You see, they knew that shoes ruined toes. So when X-Rays came along, the fluoroscope was invented in the 1920s. Here’s an ad from 1943:
That’s right. Do it for your kids! Irradiate them!
Here’s what the front of the fluoroscope looked like:
That slot is where the kid’s shod foot went.
And from the top:
Those are three viewing ports: one for the child to look in (ooh, I can see my bones!!!), one for the child’s parent (see how great our shoes are!), and one for the shoe salesman (you really need to get this shoe!).
Isn’t it really amazing what is done to foist shoes upon people, and to try to correct problems that come from wearing shoes. It happens now with running shoes, and it happened then with the fluoroscopes.

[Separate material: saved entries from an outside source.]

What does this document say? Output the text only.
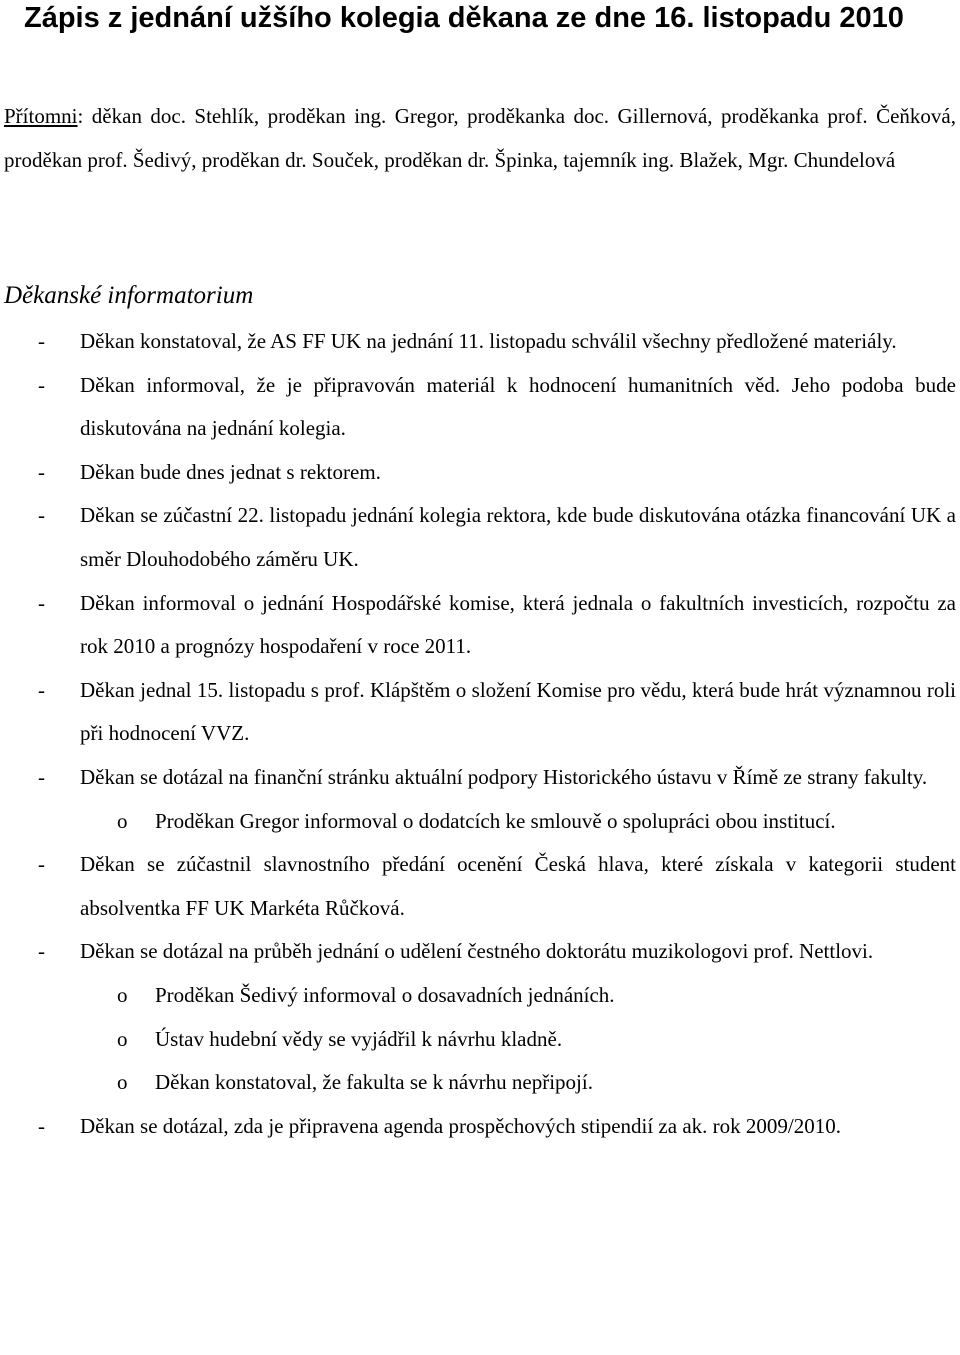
Zápis z jednání užšího kolegia děkana ze dne 16. listopadu 2010

Přítomni: děkan doc. Stehlík, proděkan ing. Gregor, proděkanka doc. Gillernová, proděkanka prof. Čeňková, proděkan prof. Šedivý, proděkan dr. Souček, proděkan dr. Špinka, tajemník ing. Blažek, Mgr. Chundelová

Děkanské informatorium
- Děkan konstatoval, že AS FF UK na jednání 11. listopadu schválil všechny předložené materiály.
- Děkan informoval, že je připravován materiál k hodnocení humanitních věd. Jeho podoba bude diskutována na jednání kolegia.
- Děkan bude dnes jednat s rektorem.
- Děkan se zúčastní 22. listopadu jednání kolegia rektora, kde bude diskutována otázka financování UK a směr Dlouhodobého záměru UK.
- Děkan informoval o jednání Hospodářské komise, která jednala o fakultních investicích, rozpočtu za rok 2010 a prognózy hospodaření v roce 2011.
- Děkan jednal 15. listopadu s prof. Klápštěm o složení Komise pro vědu, která bude hrát významnou roli při hodnocení VVZ.
- Děkan se dotázal na finanční stránku aktuální podpory Historického ústavu v Římě ze strany fakulty.
o Proděkan Gregor informoval o dodatcích ke smlouvě o spolupráci obou institucí.
- Děkan se zúčastnil slavnostního předání ocenění Česká hlava, které získala v kategorii student absolventka FF UK Markéta Růčková.
- Děkan se dotázal na průběh jednání o udělení čestného doktorátu muzikologovi prof. Nettlovi.
o Proděkan Šedivý informoval o dosavadních jednáních.
o Ústav hudební vědy se vyjádřil k návrhu kladně.
o Děkan konstatoval, že fakulta se k návrhu nepřipojí.
- Děkan se dotázal, zda je připravena agenda prospěchových stipendií za ak. rok 2009/2010.
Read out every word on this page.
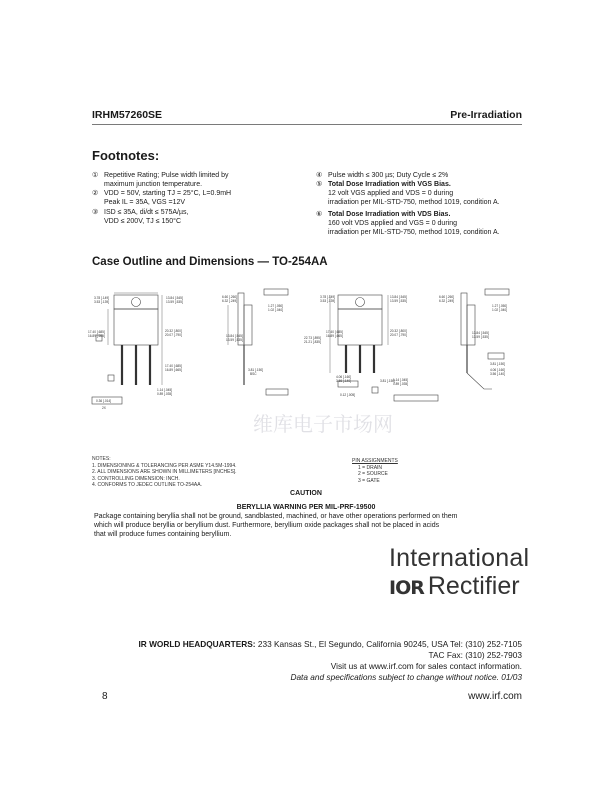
IRHM57260SE	Pre-Irradiation
Footnotes:
① Repetitive Rating; Pulse width limited by
maximum junction temperature.
② VDD = 50V, starting TJ = 25°C, L=0.9mH
Peak IL = 35A, VGS =12V
③ ISD ≤ 35A, di/dt ≤ 575A/µs,
VDD ≤ 200V, TJ ≤ 150°C
④ Pulse width ≤ 300 µs; Duty Cycle ≤ 2%
⑤ Total Dose Irradiation with VGS Bias.
12 volt VGS applied and VDS = 0 during
irradiation per MIL-STD-750, method 1019, condition A.
⑥ Total Dose Irradiation with VDS Bias.
160 volt VDS applied and VGS = 0 during
irradiation per MIL-STD-750, method 1019, condition A.
Case Outline and Dimensions — TO-254AA
3.78 [.149]
3.53 [.139]
13.84 [.545]
13.59 [.535]
20.32 [.800]
20.07 [.790]
17.40 [.685]
16.89 [.665]
17.40 [.685]
16.89 [.665]
1.14 [.045]
0.89 [.035]
0.36 [.014]
2X
6.60 [.260]
6.32 [.249]
1.27 [.050]
1.02 [.040]
13.84 [.545]
13.59 [.535]
3.81 [.150]
BSC
3.78 [.149]
3.53 [.139]
13.84 [.545]
13.59 [.535]
20.32 [.800]
20.07 [.790]
22.73 [.895]
21.21 [.835]
17.40 [.685]
16.89 [.665]
4.06 [.160]
3.56 [.140]	1.14 [.045]
0.89 [.035]
3.81 [.150]
0.12 [.005]
13.84 [.545]
13.59 [.535]
6.60 [.260]
6.32 [.249]
1.27 [.050]
1.02 [.040]
3.81 [.150]
4.06 [.160]
3.56 [.140]
维库电子市场网
NOTES:
1. DIMENSIONING & TOLERANCING PER ASME Y14.5M-1994.
2. ALL DIMENSIONS ARE SHOWN IN MILLIMETERS [INCHES].
3. CONTROLLING DIMENSION: INCH.
4. CONFORMS TO JEDEC OUTLINE TO-254AA.
PIN ASSIGNMENTS
1 = DRAIN
2 = SOURCE
3 = GATE
CAUTION
BERYLLIA WARNING PER MIL-PRF-19500
Package containing beryllia shall not be ground, sandblasted, machined, or have other operations performed on them
which will produce beryllia or beryllium dust. Furthermore, beryllium oxide packages shall not be placed in acids
that will produce fumes containing beryllium.
International
IOR Rectifier
IR WORLD HEADQUARTERS: 233 Kansas St., El Segundo, California 90245, USA Tel: (310) 252-7105
TAC Fax: (310) 252-7903
Visit us at www.irf.com for sales contact information.
Data and specifications subject to change without notice. 01/03
8	www.irf.com
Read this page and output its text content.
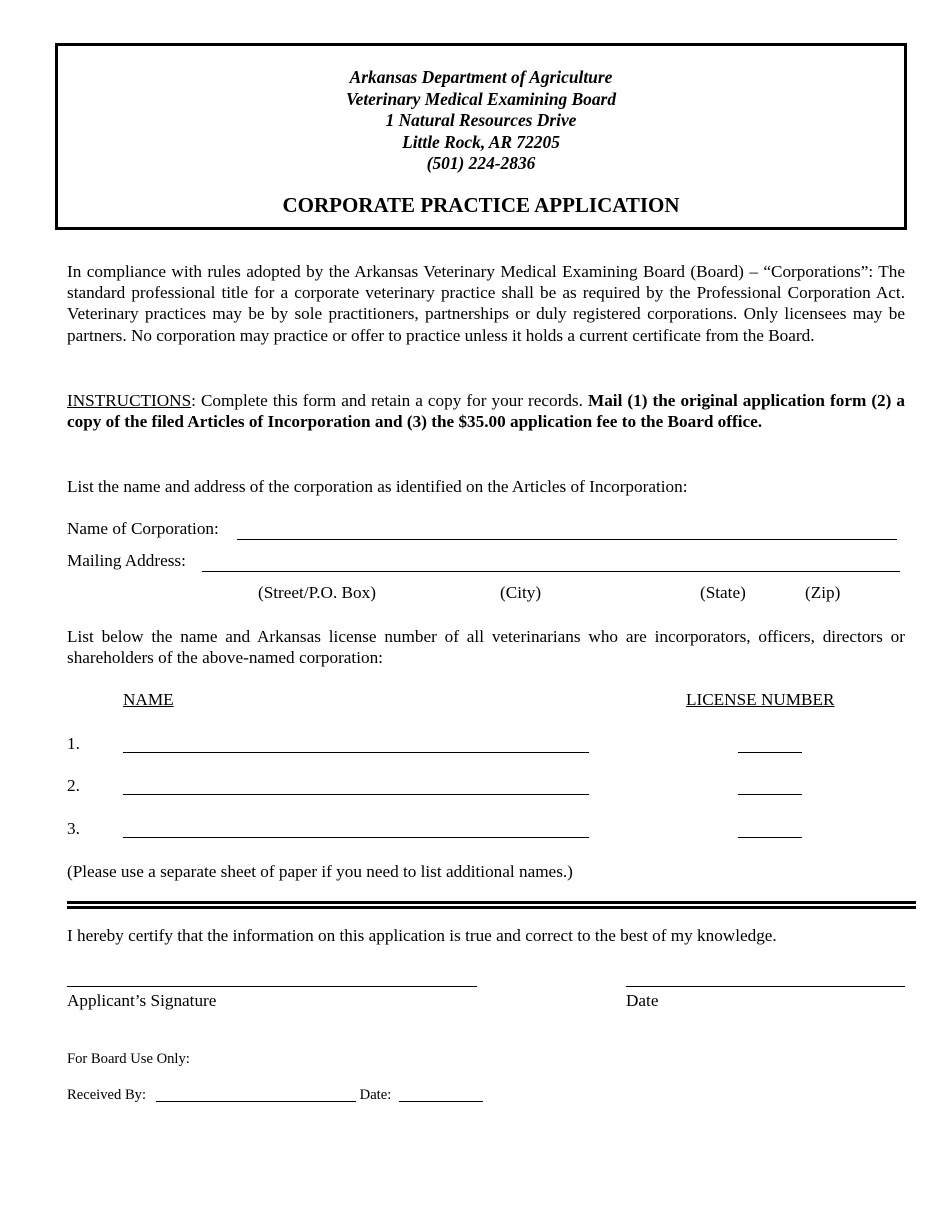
Arkansas Department of Agriculture
Veterinary Medical Examining Board
1 Natural Resources Drive
Little Rock, AR 72205
(501) 224-2836
CORPORATE PRACTICE APPLICATION
In compliance with rules adopted by the Arkansas Veterinary Medical Examining Board (Board) – “Corporations”: The standard professional title for a corporate veterinary practice shall be as required by the Professional Corporation Act. Veterinary practices may be by sole practitioners, partnerships or duly registered corporations. Only licensees may be partners. No corporation may practice or offer to practice unless it holds a current certificate from the Board.
INSTRUCTIONS: Complete this form and retain a copy for your records. Mail (1) the original application form (2) a copy of the filed Articles of Incorporation and (3) the $35.00 application fee to the Board office.
List the name and address of the corporation as identified on the Articles of Incorporation:
Name of Corporation:
Mailing Address:
(Street/P.O. Box)	(City)	(State)	(Zip)
List below the name and Arkansas license number of all veterinarians who are incorporators, officers, directors or shareholders of the above-named corporation:
NAME	LICENSE NUMBER
1.
2.
3.
(Please use a separate sheet of paper if you need to list additional names.)
I hereby certify that the information on this application is true and correct to the best of my knowledge.
Applicant’s Signature	Date
For Board Use Only:
Received By:	Date:
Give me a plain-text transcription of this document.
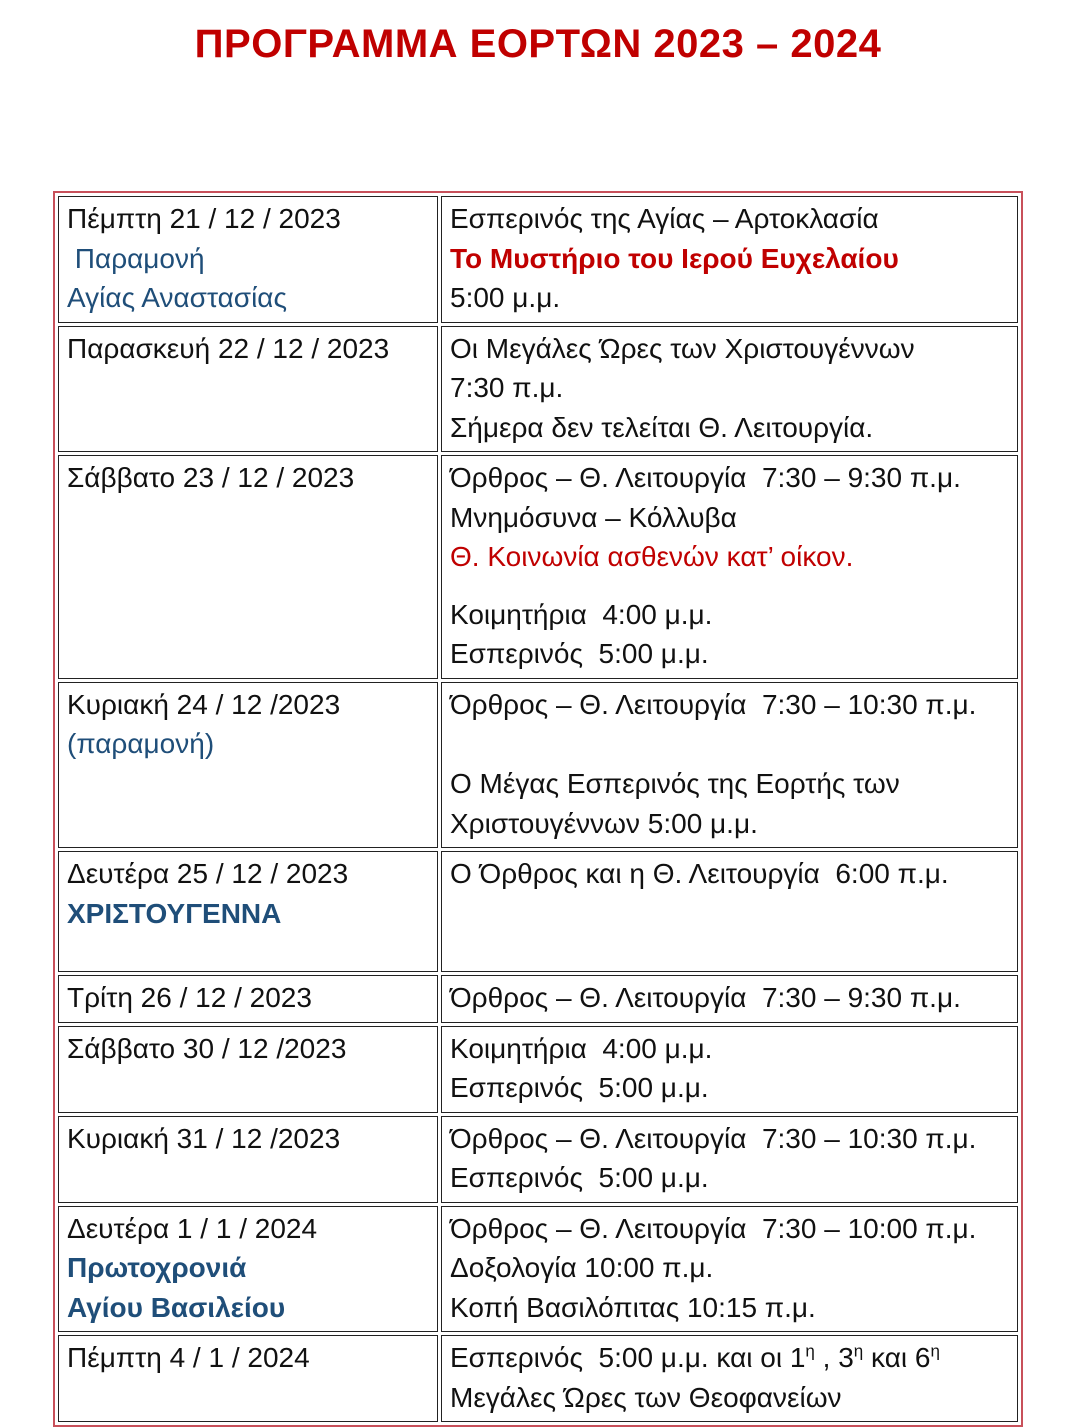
ΠΡΟΓΡΑΜΜΑ ΕΟΡΤΩΝ 2023 – 2024
Πέμπτη 21 / 12 / 2023
Παραμονή
Αγίας Αναστασίας	Εσπερινός της Αγίας – Αρτοκλασία
Το Μυστήριο του Ιερού Ευχελαίου
5:00 μ.μ.

Παρασκευή 22 / 12 / 2023	Οι Μεγάλες Ώρες των Χριστουγέννων
7:30 π.μ.
Σήμερα δεν τελείται Θ. Λειτουργία.

Σάββατο 23 / 12 / 2023	Όρθρος – Θ. Λειτουργία  7:30 – 9:30 π.μ.
Μνημόσυνα – Κόλλυβα
Θ. Κοινωνία ασθενών κατ’ οίκον.
Κοιμητήρια  4:00 μ.μ.
Εσπερινός  5:00 μ.μ.

Κυριακή 24 / 12 /2023
(παραμονή)	Όρθρος – Θ. Λειτουργία  7:30 – 10:30 π.μ.
Ο Μέγας Εσπερινός της Εορτής των
Χριστουγέννων 5:00 μ.μ.

Δευτέρα 25 / 12 / 2023
ΧΡΙΣΤΟΥΓΕΝΝΑ	Ο Όρθρος και η Θ. Λειτουργία  6:00 π.μ.

Τρίτη 26 / 12 / 2023	Όρθρος – Θ. Λειτουργία  7:30 – 9:30 π.μ.

Σάββατο 30 / 12 /2023	Κοιμητήρια  4:00 μ.μ.
Εσπερινός  5:00 μ.μ.

Κυριακή 31 / 12 /2023	Όρθρος – Θ. Λειτουργία  7:30 – 10:30 π.μ.
Εσπερινός  5:00 μ.μ.

Δευτέρα 1 / 1 / 2024
Πρωτοχρονιά
Αγίου Βασιλείου	Όρθρος – Θ. Λειτουργία  7:30 – 10:00 π.μ.
Δοξολογία 10:00 π.μ.
Κοπή Βασιλόπιτας 10:15 π.μ.

Πέμπτη 4 / 1 / 2024	Εσπερινός  5:00 μ.μ. και οι $1^\eta$ , $3^\eta$ και $6^\eta$
Μεγάλες Ώρες των Θεοφανείων
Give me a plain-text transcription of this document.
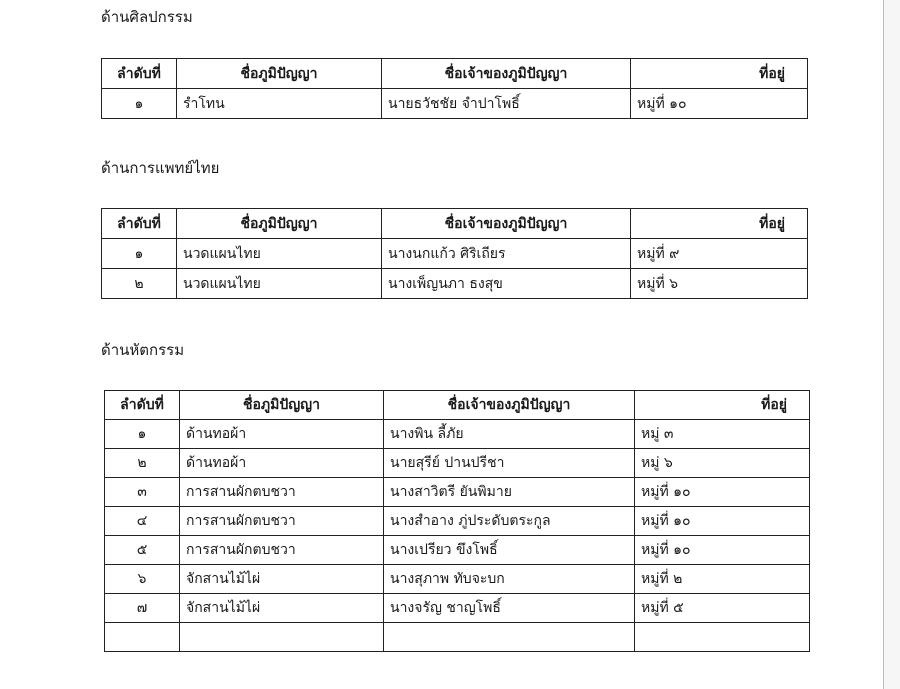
ด้านศิลปกรรม
ลำดับที่	ชื่อภูมิปัญญา	ชื่อเจ้าของภูมิปัญญา	ที่อยู่
๑	รำโทน	นายธวัชชัย จำปาโพธิ์	หมู่ที่ ๑๐
ด้านการแพทย์ไทย
ลำดับที่	ชื่อภูมิปัญญา	ชื่อเจ้าของภูมิปัญญา	ที่อยู่
๑	นวดแผนไทย	นางนกแก้ว ศิริเถียร	หมู่ที่ ๙
๒	นวดแผนไทย	นางเพ็ญนภา ธงสุข	หมู่ที่ ๖
ด้านหัตกรรม
ลำดับที่	ชื่อภูมิปัญญา	ชื่อเจ้าของภูมิปัญญา	ที่อยู่
๑	ด้านทอผ้า	นางพิน ลี้ภัย	หมู่ ๓
๒	ด้านทอผ้า	นายสุรีย์ ปานปรีชา	หมู่ ๖
๓	การสานผักตบชวา	นางสาวิตรี ยันพิมาย	หมู่ที่ ๑๐
๔	การสานผักตบชวา	นางสำอาง ภู่ประดับตระกูล	หมู่ที่ ๑๐
๕	การสานผักตบชวา	นางเปรียว ขึงโพธิ์	หมู่ที่ ๑๐
๖	จักสานไม้ไผ่	นางสุภาพ ทับจะบก	หมู่ที่ ๒
๗	จักสานไม้ไผ่	นางจรัญ ชาญโพธิ์	หมู่ที่ ๕
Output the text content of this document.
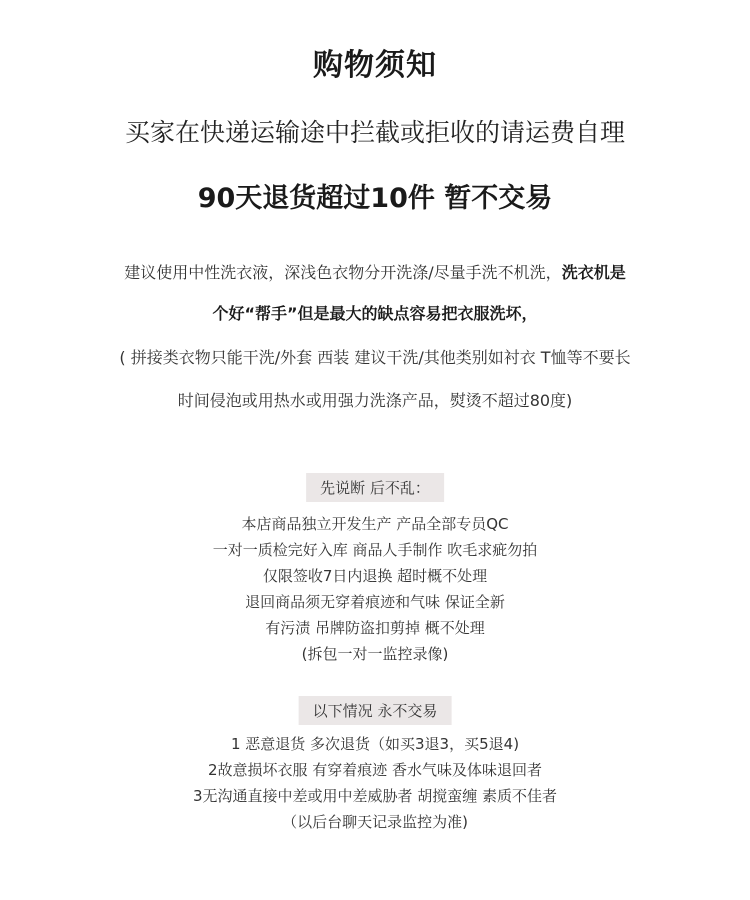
购物须知
买家在快递运输途中拦截或拒收的请运费自理
90天退货超过10件 暂不交易
建议使用中性洗衣液，深浅色衣物分开洗涤/尽量手洗不机洗，洗衣机是
个好“帮手”但是最大的缺点容易把衣服洗坏，
( 拼接类衣物只能干洗/外套 西装 建议干洗/其他类别如衬衣 T恤等不要长
时间侵泡或用热水或用强力洗涤产品，熨烫不超过80度)
先说断 后不乱：
本店商品独立开发生产 产品全部专员QC
一对一质检完好入库 商品人手制作 吹毛求疵勿拍
仅限签收7日内退换 超时概不处理
退回商品须无穿着痕迹和气味 保证全新
有污渍 吊牌防盗扣剪掉 概不处理
(拆包一对一监控录像)
以下情况 永不交易
1 恶意退货 多次退货（如买3退3，买5退4)
2故意损坏衣服 有穿着痕迹 香水气味及体味退回者
3无沟通直接中差或用中差威胁者 胡搅蛮缠 素质不佳者
（以后台聊天记录监控为准)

Nobody even thought to question the safety of the device until 1949.
And what is even sillier is that, in the ad above, the little toes are still being forced into an unnatural position and being squished. You can also see how the shoe isn’t really shaped like a foot.
But it still sold the shoes. Because . . ., well, . . . just because it was really neat.
And, you know, somehow it just reminds me of this device:
It just so happens that it recommends that everybody needs one of their “custom orthotics”. Well, I guess we should be thankful it doesn’t use X-rays to “determine” that.